Rocky’s Own road to 100th ISX

Posted: October 3, 2013 in Heavy Duty Trucks

Rocky’s Own Transport has put its 100th Cummins ISX engine into service – a milestone achieved in a little over six years.

The company itself has undergone a rapid transformation in this period, growing its fleet from just 20 trucks in 2006 to the current size of more than 130 trucks and 220 trailers.

The company’s beginnings in 1985 were modest, a couple of trucks and a table and chair set up in a small timberyard in Rockhampton (Qld).

Today, the company’s owners – CEO Bryan Smith, directors Marcia Charlesworth, Darryn Charlesworth and Letisha Charlesworth-Smith, and national operations manager Rod Carige lead Rocky’s Own with a strong sense of responsibility and professionalism.

Rocky’s Own put its 100th Cummins ISX engine into service in this Kenworth T609.

Rocky’s Own put its 100th Cummins ISX engine into service in this Kenworth T609.

Dangerous goods and general freight are the core of the Rocky’s Own freight task, a task that now sees a fleet of close to100 Kenworths operating across Australia.

The company also performs one of the biggest logistical moves each year in Australia for the Singapore Armed Forces which carry out training exercises at Shoalwater Bay in Queensland. Last year, Rocky’s Own moved 387 truckloads of vehicles, containers and other equipment in 48 hours from Gladstone port to Shoalwater Bay, 200 km away.

Cummins ISX-powered Kenworths dominate in the satellite-tracked fleet, with back-up support a critical element behind this preference.

“Everything breaks… it’s how a supplier deals with those failures that counts,” says Bryan Smith. “Some of our best relationships are borne out of problems.

“Cummins has shown a willingness to put up its hand when it has a problem. When you see a supplier doing that, working in an ethical and fair manner, the relationship becomes binding. You like to do business with them.”

Kenworth dealer Brown & Hurley is also rated highly for its support. Operating one of the biggest Kenworth fleets in the country, Rocky’s Own “doesn’t get hung up on purchase price”, says Rod Carige. “Resale value, parts availability, and back-up support are the key reasons we buy Kenworth.”

Most of the Cummins ISX engines are EGR units, although it wouldn’t surprise to see Cummins’ new 15-litre iteration, the ISXe5, start to make its mark in the fleet.

Rocky’s Own has been involved in Cummins’ extensive field testing of the ISXe5, running two of the SCR (AdBlue) engines and achieving impressive all-round results.

The haulage of dangerous goods has been the key driver behind the growth of Rocky’s Own, growth that will continue with the company planning to broaden its customer base into new markets, says Bryan Smith.

He says key factors that have made Rocky’s Own strong are its ability to “differentiate itself from competitors, provide a prompt response to customer requirements, and get mobile in a short period”.

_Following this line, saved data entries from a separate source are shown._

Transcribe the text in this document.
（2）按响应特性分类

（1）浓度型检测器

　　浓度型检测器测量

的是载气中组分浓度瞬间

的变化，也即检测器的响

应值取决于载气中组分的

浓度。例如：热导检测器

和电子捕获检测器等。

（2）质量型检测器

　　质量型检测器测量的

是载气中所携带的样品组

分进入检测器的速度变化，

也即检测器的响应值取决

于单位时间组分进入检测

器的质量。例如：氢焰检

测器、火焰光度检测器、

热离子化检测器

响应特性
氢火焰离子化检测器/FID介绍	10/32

“We have the processes in place – OH&S, risk management, driver training, driver management, administrative tools and procedures – to build our business on,” he says. “There’s no doubt that safety protocols enhance your business.”

Driver fatigue management is recognised as being integral to the success and reputation of the company, and Rocky’s Own is one of the few companies in Australia registered as an Advanced Fatigue Management operator.

If there’s one thing that irks Bryan Smith it’s the bureaucratic complexities facing businesses these days.

“Loading and unloading trucks, getting trucks from point A to point B, treating customers fairly and with respect…those are the simple things,” he says.

“The most complex things are when you have to deal with bureaucracy.

“The bureaucratic system in Australia is out of touch with reality,” he says. “We need some commonsense. We need longer terms for governments – six-year terms – so that governments can deliver some hard decisions, not short-term decisions,” he says.

At the delivery of the 100th Cummins were (from left) Brown & Hurley dealer principal Arthur Fowle, Rocky’s Own driver Lawrence Malone, Rocky’s Own national operations manager Rod Carige, and Cummins’ manager of automotive sales and customer support Col Baker.

At the delivery of the 100th Cummins were (from left) Brown & Hurley dealer principal Arthur Fowle, Rocky’s Own driver Lawrence Malone, Rocky’s Own national operations manager Rod Carige, and Cummins’ manager of automotive sales and customer support Col Baker.